PSG tightened their grip in the 20th minute and, at that point, Inter were gasping. Nicolò Barella thought he had won a corner but that was before Willian Pacho jumped into a challenge on him, hooking the ball away, and the end-to-end PSG counter was devastating. Kvaratskhelia and Ousmane Dembélé were prominent, the latter going right to Doué, whose shot deflected off Federico Dimarco to beat Sommer.
Inter fought to clear their heads. Maybe a set piece could offer them a lifeline? Acerbi went close from one, Marcus Thuram thumped a header from another just wide having got above Kvaratskhelia. Barella also took a heavy touch in open play when well placed.

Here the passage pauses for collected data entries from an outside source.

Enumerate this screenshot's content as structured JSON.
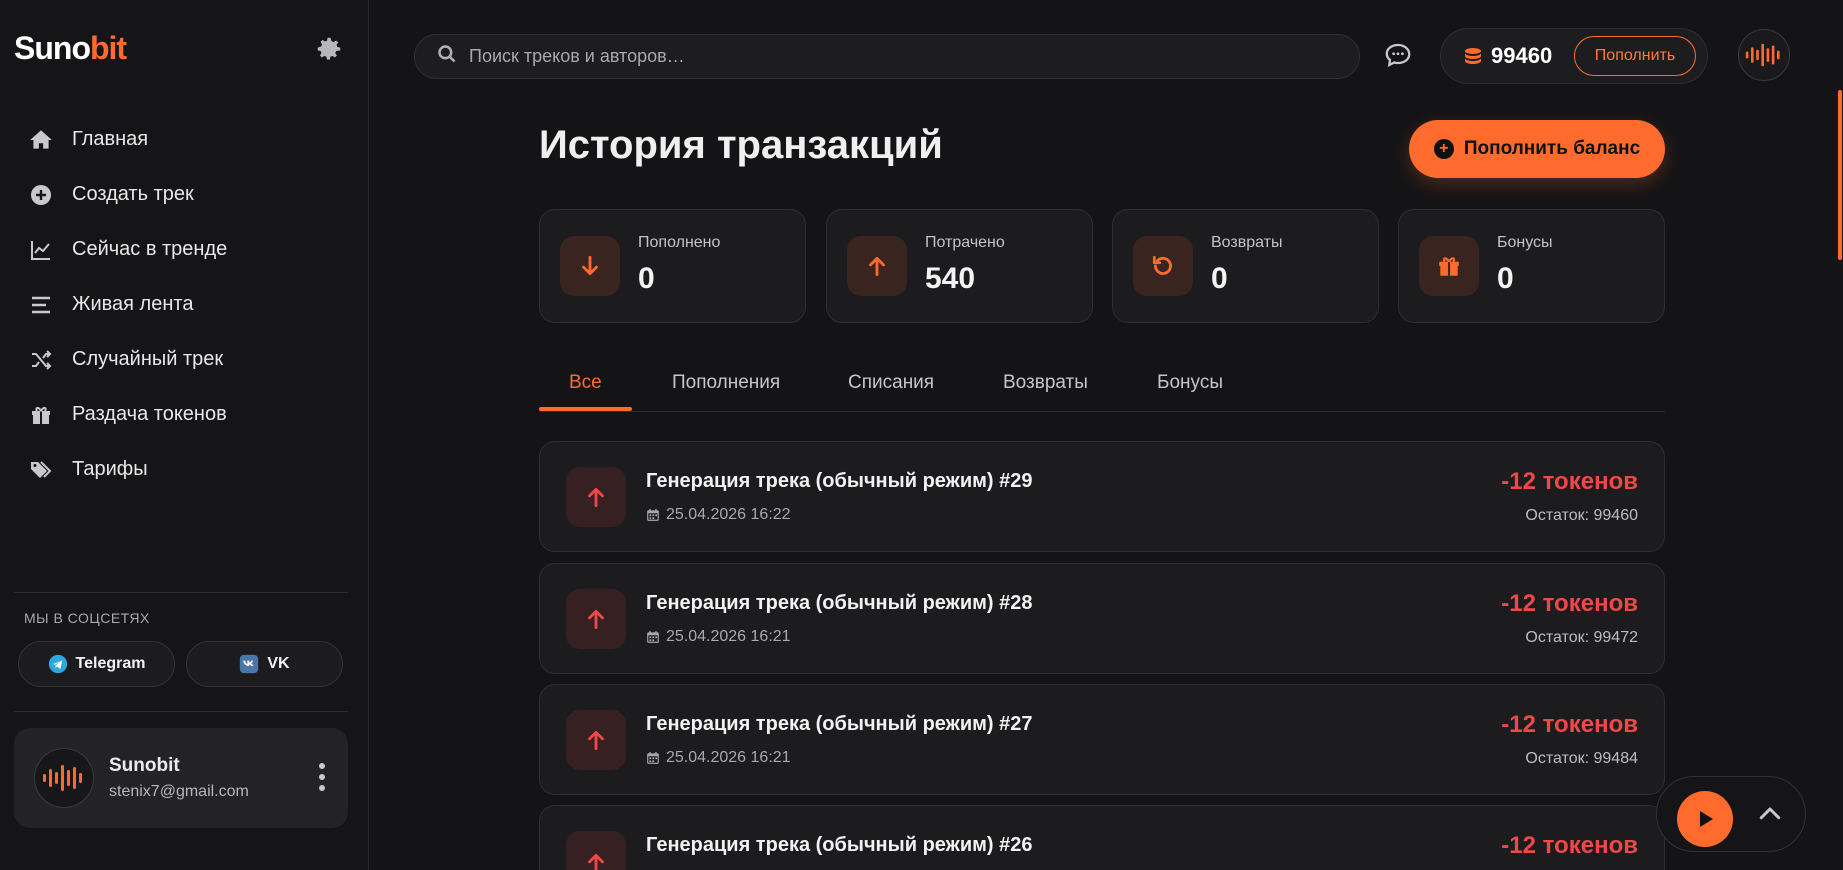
{
  "brand": {
    "logo_white": "Suno",
    "logo_orange": "bit",
    "accent": "#ff6b2c"
  },
  "sidebar": {
    "items": [
      {
        "label": "Главная",
        "icon": "home-icon"
      },
      {
        "label": "Создать трек",
        "icon": "plus-circle-icon"
      },
      {
        "label": "Сейчас в тренде",
        "icon": "chart-line-icon"
      },
      {
        "label": "Живая лента",
        "icon": "list-icon"
      },
      {
        "label": "Случайный трек",
        "icon": "shuffle-icon"
      },
      {
        "label": "Раздача токенов",
        "icon": "gift-icon"
      },
      {
        "label": "Тарифы",
        "icon": "tags-icon"
      }
    ],
    "social_title": "МЫ В СОЦСЕТЯХ",
    "telegram": "Telegram",
    "vk": "VK",
    "user": {
      "name": "Sunobit",
      "email": "stenix7@gmail.com"
    }
  },
  "topbar": {
    "search_placeholder": "Поиск треков и авторов…",
    "balance": "99460",
    "topup_label": "Пополнить"
  },
  "main": {
    "title": "История транзакций",
    "topup_button": "Пополнить баланс",
    "stats": [
      {
        "label": "Пополнено",
        "value": "0",
        "icon": "arrow-down-icon"
      },
      {
        "label": "Потрачено",
        "value": "540",
        "icon": "arrow-up-icon"
      },
      {
        "label": "Возвраты",
        "value": "0",
        "icon": "undo-icon"
      },
      {
        "label": "Бонусы",
        "value": "0",
        "icon": "gift-icon"
      }
    ],
    "tabs": [
      "Все",
      "Пополнения",
      "Списания",
      "Возвраты",
      "Бонусы"
    ],
    "active_tab": "Все",
    "transactions": [
      {
        "title": "Генерация трека (обычный режим) #29",
        "date": "25.04.2026 16:22",
        "amount": "-12 токенов",
        "rest": "Остаток: 99460"
      },
      {
        "title": "Генерация трека (обычный режим) #28",
        "date": "25.04.2026 16:21",
        "amount": "-12 токенов",
        "rest": "Остаток: 99472"
      },
      {
        "title": "Генерация трека (обычный режим) #27",
        "date": "25.04.2026 16:21",
        "amount": "-12 токенов",
        "rest": "Остаток: 99484"
      },
      {
        "title": "Генерация трека (обычный режим) #26",
        "date": "",
        "amount": "-12 токенов",
        "rest": ""
      }
    ]
  },
  "colors": {
    "negative": "#f04848",
    "accent": "#ff6b2c",
    "bg": "#141416"
  }
}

But by then, it was clear what we were watching – a celebration of PSG’s well-grooved patterns, their fearlessness, their ability to create spaces. Dembélé dropped deep from his central attacking role. He went right. He went pretty much wherever. Doué’s licence to roam off the right was pronounced. Then again, it does help when you have Hakimi thundering beyond you.
The contrasts were everywhere. It was PSG’s youthful swagger v Inter’s experience. It was 4-3-3 without a pure centre-forward v 3-5-2 with twin No 9s. It was attack v defence. And it was big budgets v tight economics, cuteness in the market. In Simone Inzaghi’s four years at Inter, his most expensive signings have been Benjamin Pavard and Davide Frattesi, each for a little more than €30m. Only two of the PSG starting XI cost less than that.
Inzaghi needed a punch to land after the restart but Inter laboured to get into the positions. Their only clear chance of the second half came for Thuram on 75 minutes, which Donnarumma saved and, by then, PSG had four.
The alarm bells sounded for the third when Vitinha got on the ball and started to scuttle and probe, the ball under his spell, his markers close and yet far away. The give-and-go with Dembélé was lovely, his teammate finessing it with a back-heel and Vitinha was in business. The pass to Doué was measured to perfection. Game over, even if there was still time for Kvaratskhelia and Mayulu to salt Inter’s wounds.